By Steven Alvarez
Money and Investing Writer
On Tuesday, a federal judge shot down the merge of two large health insurance companies Aetna (NYSE: AET) and Humana (NYSE: HUM). Aetna, ranked in the top three of the nation’s largest insurers, made a bid for Humana, ranked in the top five of the nation’s largest insurers, in 2015 that was agreeable for both companies. However, United States District Judge John Bates formed the opposition. He believed that a merge of this magnitude would allow Aetna to control the healthcare market and open the door for the company to manipulate prices. Bates in his ruling stated that the federal regulations could be “insufficient to prevent the merged firm from raising prices or reducing benefits”.
This ruling is actually not surprising at all because a similar merge between two major health insurers was also blocked just days ago. Blue Cross- Blue Shield carrier Anthem Inc. attempted to buy Cigna Corp. for $48 million but the agreement was similarly blocked. As of now, Blue Cross- Blue Shield is appealing the ruling.
The merge would have significantly increased Aetna’s presence in the federal Medicare Program. This would have expanded their reach to private versions of the Medicare Program that insure people over 65 years of age and/or disabled.
These merges would allow the top insurers to control the market and manipulate prices along with benefits as they see fit which could lead to a cornering of the market. The deals would have combined the top five largest health insurer into three.

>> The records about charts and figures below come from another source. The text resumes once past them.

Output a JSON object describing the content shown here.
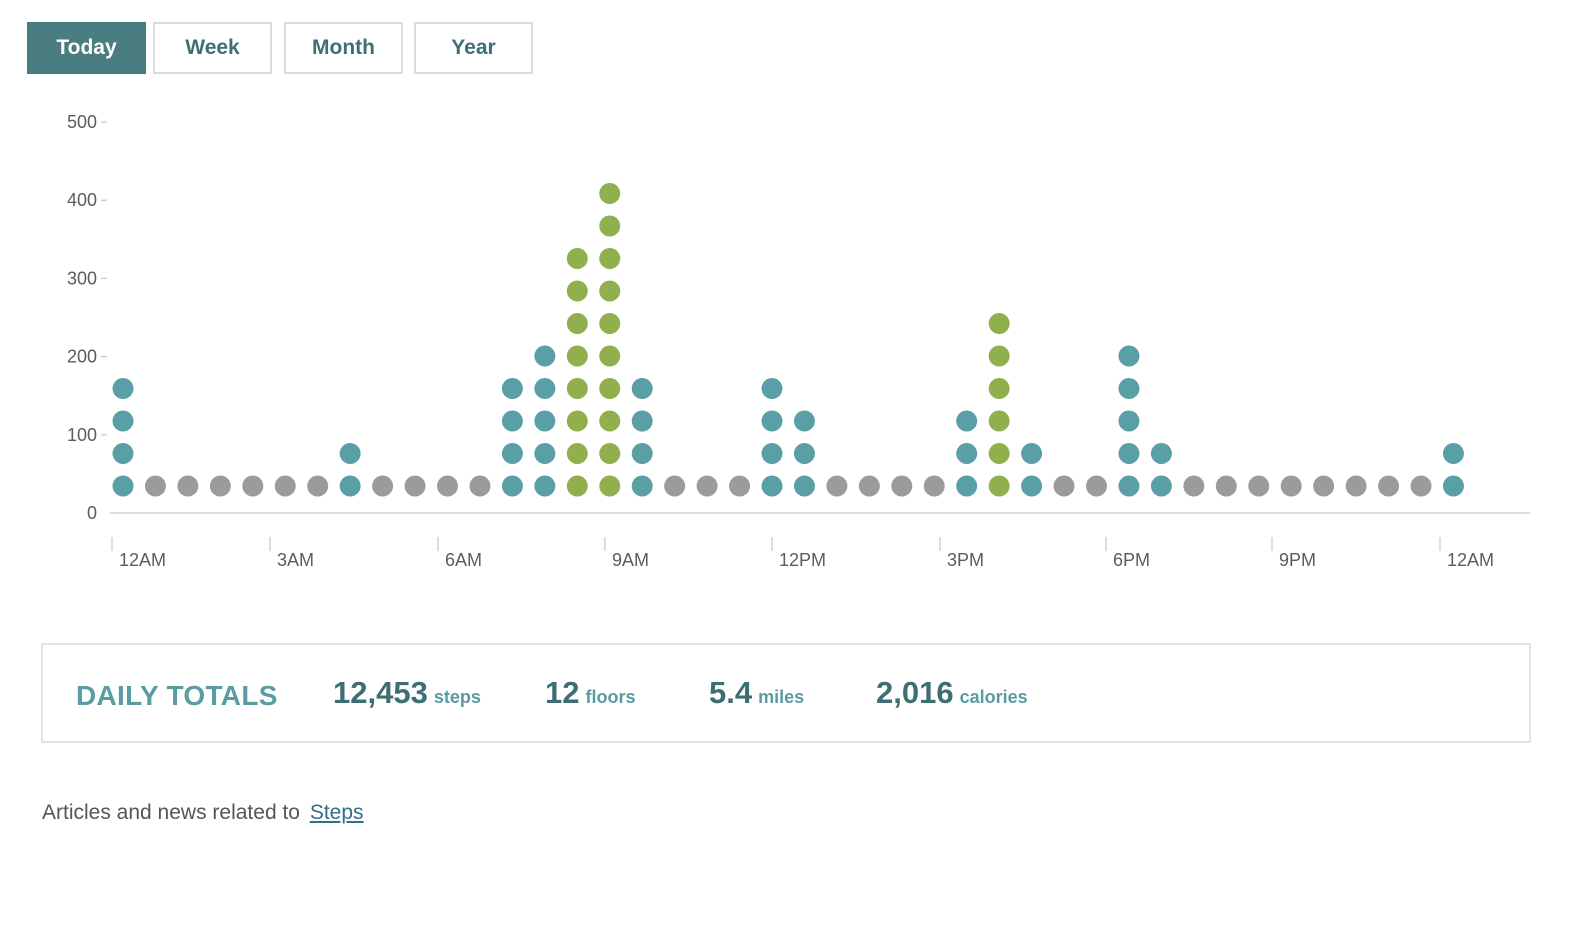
{
  "tabs": [
    {
      "label": "Today",
      "active": true
    },
    {
      "label": "Week",
      "active": false
    },
    {
      "label": "Month",
      "active": false
    },
    {
      "label": "Year",
      "active": false
    }
  ],
  "colors": {
    "accent": "#4a7d80",
    "low": "#5b9fa6",
    "high": "#8fb04c",
    "idle": "#9b9b9b"
  },
  "chart_data": {
    "type": "scatter",
    "title": "",
    "xlabel": "",
    "ylabel": "",
    "ylim": [
      0,
      500
    ],
    "yticks": [
      0,
      100,
      200,
      300,
      400,
      500
    ],
    "xtick_labels": [
      "12AM",
      "3AM",
      "6AM",
      "9AM",
      "12PM",
      "3PM",
      "6PM",
      "9PM",
      "12AM"
    ],
    "interval": "30 minutes",
    "dots_per_interval": [
      4,
      1,
      1,
      1,
      1,
      1,
      1,
      2,
      1,
      1,
      1,
      1,
      4,
      5,
      8,
      10,
      4,
      1,
      1,
      1,
      4,
      3,
      1,
      1,
      1,
      1,
      3,
      6,
      2,
      1,
      1,
      5,
      2,
      1,
      1,
      1,
      1,
      1,
      1,
      1,
      1,
      2
    ],
    "dot_color": [
      "low",
      "idle",
      "idle",
      "idle",
      "idle",
      "idle",
      "idle",
      "low",
      "idle",
      "idle",
      "idle",
      "idle",
      "low",
      "low",
      "high",
      "high",
      "low",
      "idle",
      "idle",
      "idle",
      "low",
      "low",
      "idle",
      "idle",
      "idle",
      "idle",
      "low",
      "high",
      "low",
      "idle",
      "idle",
      "low",
      "low",
      "idle",
      "idle",
      "idle",
      "idle",
      "idle",
      "idle",
      "idle",
      "idle",
      "low"
    ]
  },
  "totals": {
    "title": "DAILY TOTALS",
    "steps": {
      "value": "12,453",
      "unit": "steps"
    },
    "floors": {
      "value": "12",
      "unit": "floors"
    },
    "miles": {
      "value": "5.4",
      "unit": "miles"
    },
    "calories": {
      "value": "2,016",
      "unit": "calories"
    }
  },
  "related": {
    "text": "Articles and news related to",
    "link": "Steps"
  }
}
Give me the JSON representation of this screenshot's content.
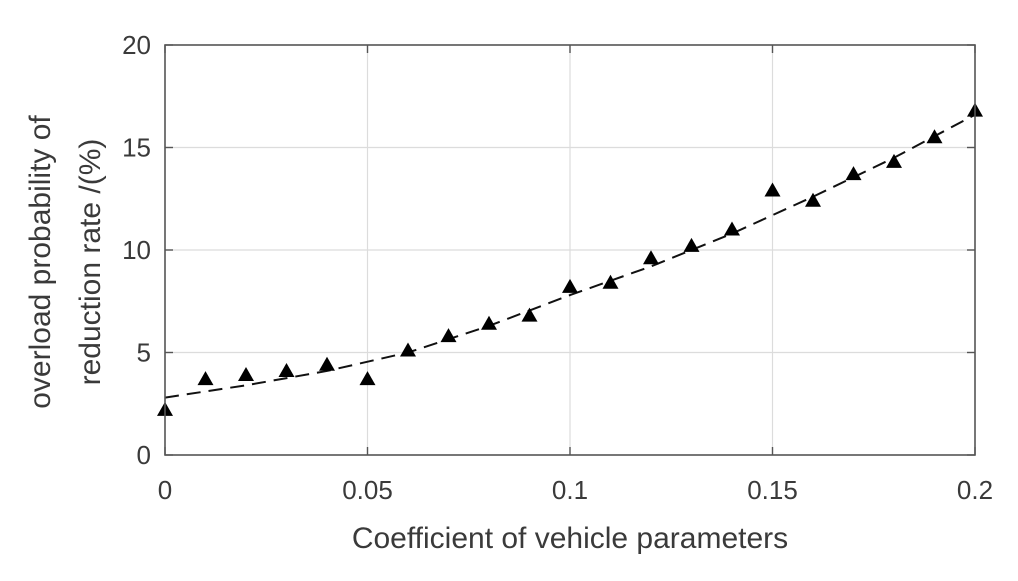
{
  "chart_data": {
    "type": "scatter",
    "title": "",
    "xlabel": "Coefficient of vehicle parameters",
    "ylabel_lines": [
      "overload probability of",
      "reduction rate /(%)"
    ],
    "xlim": [
      0,
      0.2
    ],
    "ylim": [
      0,
      20
    ],
    "xticks": [
      0,
      0.05,
      0.1,
      0.15,
      0.2
    ],
    "xtick_labels": [
      "0",
      "0.05",
      "0.1",
      "0.15",
      "0.2"
    ],
    "yticks": [
      0,
      5,
      10,
      15,
      20
    ],
    "ytick_labels": [
      "0",
      "5",
      "10",
      "15",
      "20"
    ],
    "grid": true,
    "series": [
      {
        "marker": "triangle",
        "color": "#000000",
        "x": [
          0,
          0.01,
          0.02,
          0.03,
          0.04,
          0.05,
          0.06,
          0.07,
          0.08,
          0.09,
          0.1,
          0.11,
          0.12,
          0.13,
          0.14,
          0.15,
          0.16,
          0.17,
          0.18,
          0.19,
          0.2
        ],
        "y": [
          2.2,
          3.7,
          3.9,
          4.1,
          4.4,
          3.7,
          5.1,
          5.8,
          6.4,
          6.8,
          8.2,
          8.4,
          9.6,
          10.2,
          11.0,
          12.9,
          12.4,
          13.7,
          14.3,
          15.5,
          16.8
        ]
      },
      {
        "line": "dashed",
        "color": "#111111",
        "x": [
          0,
          0.02,
          0.04,
          0.06,
          0.08,
          0.1,
          0.12,
          0.14,
          0.16,
          0.18,
          0.2
        ],
        "y": [
          2.8,
          3.4,
          4.1,
          5.0,
          6.3,
          7.8,
          9.2,
          10.8,
          12.6,
          14.5,
          16.6
        ]
      }
    ]
  }
}
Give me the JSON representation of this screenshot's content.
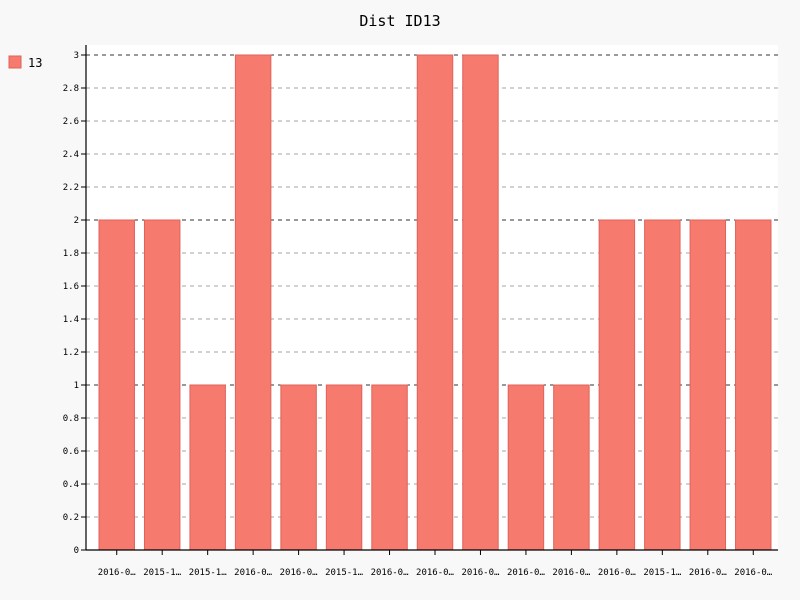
{
  "chart_data": {
    "type": "bar",
    "title": "Dist ID13",
    "categories": [
      "2016-0…",
      "2015-1…",
      "2015-1…",
      "2016-0…",
      "2016-0…",
      "2015-1…",
      "2016-0…",
      "2016-0…",
      "2016-0…",
      "2016-0…",
      "2016-0…",
      "2016-0…",
      "2015-1…",
      "2016-0…",
      "2016-0…"
    ],
    "series": [
      {
        "name": "13",
        "values": [
          2,
          2,
          1,
          3,
          1,
          1,
          1,
          3,
          3,
          1,
          1,
          2,
          2,
          2,
          2
        ],
        "color": "#f67a6e",
        "stroke": "#e0625a"
      }
    ],
    "ylim": [
      0,
      3
    ],
    "yticks": [
      "0",
      "0.2",
      "0.4",
      "0.6",
      "0.8",
      "1",
      "1.2",
      "1.4",
      "1.6",
      "1.8",
      "2",
      "2.2",
      "2.4",
      "2.6",
      "2.8",
      "3"
    ],
    "grid": true,
    "legend_position": "top-left",
    "background": "#f8f8f8",
    "plot_background": "#ffffff"
  }
}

This top heavy market is something that United States District Judge Bates along with other federal regulators decided to combat.
On the other side, the health insurers believed that expanding their reach would allow them to buy in larger bulk from pharmaceutical companies, doctors, and hospitals and in turn cut prices. In their eyes the move would add customers and cut expenses; a win, win.
However, the feeling amongst the federal regulators led Aetna Chairman and CEO Mark Bertolini to stop pursuing the merge and not go the route of making an appeal. Bertolini said, “The current environment makes it too challenging to continue pursuing the transaction.” With the decision made on Blue Cross- Blue Shield carrier Anthem Inc. and Cigna Corp. and the resolute sentiment of federal regulators, Bertolini saw no future in pursuing the merge.
Humana will receive a $1 million breakup fee and proceed with their business as usual. Aetna chairman Bertolini added in a statement that, “we are disappointed to take this course of action after 19 months of planning, but both companies need to move forward with their respective strategies in order to continue to meet member expectations.” A different course of action will be taken by Blue Cross- Blue Shield. The Chairman Joseph Swedish said in a statement that they will, “continue to work aggressively to complete the transaction.”
A version of this article appeared in the Tuesday, February 21st, 2017 print edition.